Speaking on FOX Business News Wednesday, Gilani said, "Because we are seeing a huge correlation globally, and unless everything kind of gets lifted up together – commodities, oil, European markets, and China – I don't think U.S. stocks are going to jump out ahead of others and will be mired in this malaise."
No one knows what China is going to do, Gilani continued, and that's creating havoc in markets.
That's why he's picked out one type of investment that will lead to double-digit profits when there is a stock market crash. Other investors can panic, but you'll be profiting…
How to Invest During a Stock Market Crash
Investors can profit from this market volatility now by investing in inverse exchange-traded funds (ETFs). These funds climb when the markets are dropping, making them the perfect investment for bears.
Gilani likes three of these ETFs.
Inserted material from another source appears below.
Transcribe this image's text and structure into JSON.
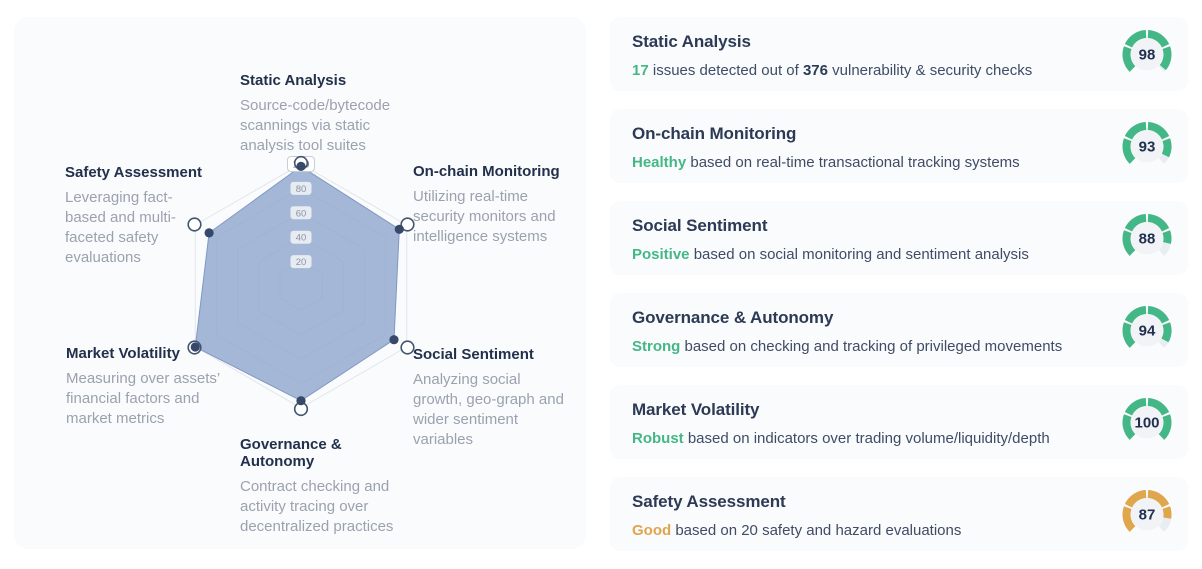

Each one is designed to track the inverse performance of a specific index, either the Dow, S&P 500, or Nasdaq.
The trio include: ProShares Short Dow 30 (NYSE Arca: DOG) for the Dow Jones Industrial Average, ProShares Short S&P 500 (NYSE Arca: SH) to short the S&P 500, and ProShares Short QQQ (NYSE Arca: PSQ) to bet the Nasdaq is headed lower.
When Gilani is extremely bearish and believes stocks are going to fall hard today or tomorrow, he will buy a leveraged short inverse ETF like the ProShares UltraPro Short S&P 500 (NYSE Arca: SPXU). The UltraPro Short S&P fund is a "3x leveraged" inverse ETF. That means if the S&P 500 goes down 1% today, SPXU would go up 3% today.
But it is important to remember that leveraged ETFs are only meant as short-term trading vehicles. That's why Gilani said "if I believe stocks are going to fall hard today or tomorrow." Because of the way leveraged ETFs are priced, they're "reset" every day – they're not good long-term holds.
Investors can also play a spike in volatility buying call options on the VIX, Gilani shares.
Finally, investors can wager on a further run up in safe-haven gold by buying ETFs such as the SPDR Gold Trust ETF (NYSE: GLD), iShares Gold Trust (NYSE: IAU), or the Market Vectors Gold Miners ETF (NYSE Arca: GDX). Gold futures rallied 5.3% in January, the best gain in a year.